Holiday City Travel say they want to add us, free of charge, to the holiday company register. Don’t any of these morons check who they are sending emails to?
A scammer named Didik offers us the chance to buy the [radio station].com domain name. But a simple check shows that it is an unregistered domain name so anyone can buy it for £1.99 first year currently. It’s of no use to us, so we’re no interested. If we replied that we were interested, then ‘Didik’ would buy the domain name for next to nothing and try selling it to us at a high price. If you do want one or more domain names, then shop around – and don’t be taken in by this kind of email.
Dimosthenes lists a series of part numbers and wants us to advise cost, discount, payment terms, transportation costs to Greece and delivery time for the below item (or alternative solution). Radio stations don’t sell parts so is an obvious scam.
A series of emails arrive at about the same time with titles such as “What an Interesting Offer”, “Open for a remarkable offer”, “Special offer just for you”, “Fabulous Offer enclosed” and so on. They are all from random email addresses i.e. ones with lots of numbers in them and are clearly made up by a computer. The messages have identical content – just a link to click. No thanks – won’t be clicking on any of those.

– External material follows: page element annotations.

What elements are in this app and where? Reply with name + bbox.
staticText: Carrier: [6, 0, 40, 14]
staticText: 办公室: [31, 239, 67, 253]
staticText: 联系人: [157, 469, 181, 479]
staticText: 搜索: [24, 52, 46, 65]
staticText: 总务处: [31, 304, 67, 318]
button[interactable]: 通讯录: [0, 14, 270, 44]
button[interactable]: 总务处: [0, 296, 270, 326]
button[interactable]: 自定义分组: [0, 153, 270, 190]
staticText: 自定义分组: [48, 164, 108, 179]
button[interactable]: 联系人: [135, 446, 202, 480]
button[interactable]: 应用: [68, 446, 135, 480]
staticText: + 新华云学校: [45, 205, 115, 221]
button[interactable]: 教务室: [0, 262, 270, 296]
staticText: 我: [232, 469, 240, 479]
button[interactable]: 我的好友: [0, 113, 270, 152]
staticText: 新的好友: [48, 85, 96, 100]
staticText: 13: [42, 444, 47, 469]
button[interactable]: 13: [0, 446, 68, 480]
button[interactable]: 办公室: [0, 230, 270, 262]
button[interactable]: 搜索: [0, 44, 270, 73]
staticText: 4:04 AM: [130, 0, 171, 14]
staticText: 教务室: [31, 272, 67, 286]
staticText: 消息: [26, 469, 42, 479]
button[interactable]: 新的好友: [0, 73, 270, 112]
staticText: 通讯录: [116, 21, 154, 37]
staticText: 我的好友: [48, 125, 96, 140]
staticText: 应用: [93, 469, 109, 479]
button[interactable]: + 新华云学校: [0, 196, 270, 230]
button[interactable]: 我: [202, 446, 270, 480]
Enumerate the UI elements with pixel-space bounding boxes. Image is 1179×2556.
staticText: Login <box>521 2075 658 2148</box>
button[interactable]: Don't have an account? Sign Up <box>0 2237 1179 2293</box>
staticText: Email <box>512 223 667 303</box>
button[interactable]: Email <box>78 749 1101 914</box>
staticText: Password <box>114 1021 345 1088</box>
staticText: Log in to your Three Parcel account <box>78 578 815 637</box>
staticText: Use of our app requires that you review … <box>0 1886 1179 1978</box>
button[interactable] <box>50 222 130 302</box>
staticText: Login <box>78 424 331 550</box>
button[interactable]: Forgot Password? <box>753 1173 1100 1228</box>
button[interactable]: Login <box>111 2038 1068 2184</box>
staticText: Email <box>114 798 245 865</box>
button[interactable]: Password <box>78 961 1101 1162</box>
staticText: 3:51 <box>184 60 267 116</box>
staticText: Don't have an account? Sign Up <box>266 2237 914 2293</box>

A message from Katherine claims she is currently working on behalf of a major industry-leading client trying to enhance their brand via editorial content and whilst looking for opportunities, came across our website brooklandsradio.co.uk. She wants to place sponsored content on our site. But she has an email address that shows she works in the gambling industry. No thanks. Gambling and community radio do not go together.